As definições de quais os setores podem estar atuando e quais setores não podem, se será mantido um isolamento mais rígido ou mais flexível, depende da situação de cada uma das unidades da federação e da avaliação dos governadores junto com os prefeitos, secretários de estado e municipais de saúde e o setor produtivo. Não é uma decisão fácil, mas sempre que ela acontecer de forma coletiva ela pode ter mais sucesso. Porém, não adianta ter uma estrutura na empresa, por exemplo, que disponibiliza todo o equipamento necessário que os trabalhadores precisam, como água e sabão, álcool gel, higienização dos ambientes e quando nós vamos para os nossos domicílios nós não respeitamos o distanciamento e se os ônibus coletivos estão lotados. Então é um conjunto de ações, que vão desde nossa atuação individual até como nos comportamos no coletivo que irá minimizar os efeitos da pandemia e o número de óbitos.

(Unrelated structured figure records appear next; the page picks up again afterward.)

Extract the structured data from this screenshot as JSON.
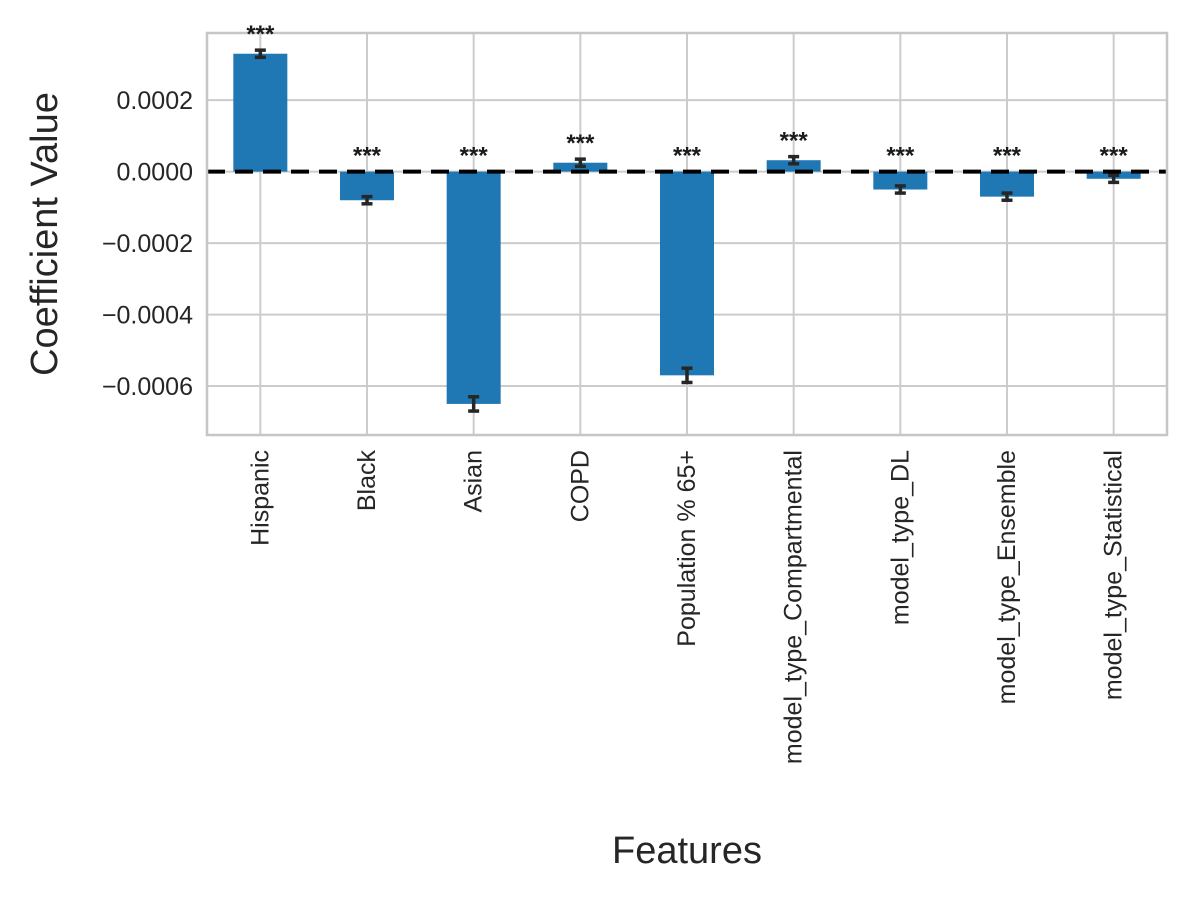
{
  "figure": {
    "background_color": "#ffffff"
  },
  "chart_data": {
    "type": "bar",
    "title": "",
    "xlabel": "Features",
    "ylabel": "Coefficient Value",
    "categories": [
      "Hispanic",
      "Black",
      "Asian",
      "COPD",
      "Population % 65+",
      "model_type_Compartmental",
      "model_type_DL",
      "model_type_Ensemble",
      "model_type_Statistical"
    ],
    "values": [
      0.00033,
      -8e-05,
      -0.00065,
      2.5e-05,
      -0.00057,
      3.2e-05,
      -5e-05,
      -7e-05,
      -2e-05
    ],
    "errors": [
      1e-05,
      1e-05,
      2e-05,
      1e-05,
      2e-05,
      1e-05,
      1e-05,
      1e-05,
      1e-05
    ],
    "significance": [
      "***",
      "***",
      "***",
      "***",
      "***",
      "***",
      "***",
      "***",
      "***"
    ],
    "yticks": [
      0.0002,
      0.0,
      -0.0002,
      -0.0004,
      -0.0006
    ],
    "ytick_labels": [
      "0.0002",
      "0.0000",
      "−0.0002",
      "−0.0004",
      "−0.0006"
    ],
    "ylim": [
      -0.000737,
      0.000388
    ],
    "grid": true,
    "legend_position": "none",
    "zero_line_style": "dashed",
    "zero_line_color": "#000000",
    "bar_color": "#1f77b4",
    "error_bar_color": "#262626",
    "grid_color": "#cccccc",
    "spine_color": "#c6c6c6",
    "text_color": "#262626"
  }
}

Schettini: Quem vai morrer e viver é uma sentença de incompetência do sistema de saúde?

Carmen: Quem vai viver e quem vai morrer não é uma sentença de incompetência do sistema de saúde. Precisamos olhar o mundo e entender o que poderá acontecer no país, nós temos experiências de países muito desenvolvidos que enfrentaram e estão enfrentando as mesmas dificuldades que nós poderemos enfrentar, que é não termos capacidade instalada para atendimento de toda a demanda que porventura possa precisar de leitos de internamento e leitos de UTI no mesmo momento. Por isso, precisamos cuidar muito para não ter um crescimento rápido e com isso atingimos o ápice da crise em poucos dias. Para não termos unidades hospitalares, tanto públicas como privadas 100% ocupadas e óbitos.

Nós não temos uma vacina, não temos um medicamento seguro ainda, ou um conjunto de medicamentos para tratar o paciente e que vai reduzir os internamentos hospitalares. Então não é incompetência e não dá para tratarmos como uma incompetência, tem que ser tratado como uma situação, uma pandemia mundial com reflexos gigantescos na vida das pessoas.

E esses reflexos são desde óbito de familiares, a perda de emprego ou a necessidade de fechar um estabelecimento, porque não deram conta da sua manutenção em função da crise, que também vem acompanhada com a crise na área da saúde e na área econômica. Todos nós desejamos ter a estrutura necessária para atender todos os pacientes, mas o que temos visto, é que nem no mundo e nem no Brasil tem. Por isso, que eu repito, para não tenhamos um elevado número de óbitos e para que não tenhamos aqui o que aconteceu nos outros países, onde a equipe médica precise escolher entre quem vai ficar com o respirador ou quem não vai. É o momento mais difícil de uma equipe dentro de uma UTI. Para que isso não aconteça vai depender muito da nossa atuação individualmente, da atuação do coletivo da sociedade e das estruturas que estão sendo implementadas para atender esses pacientes.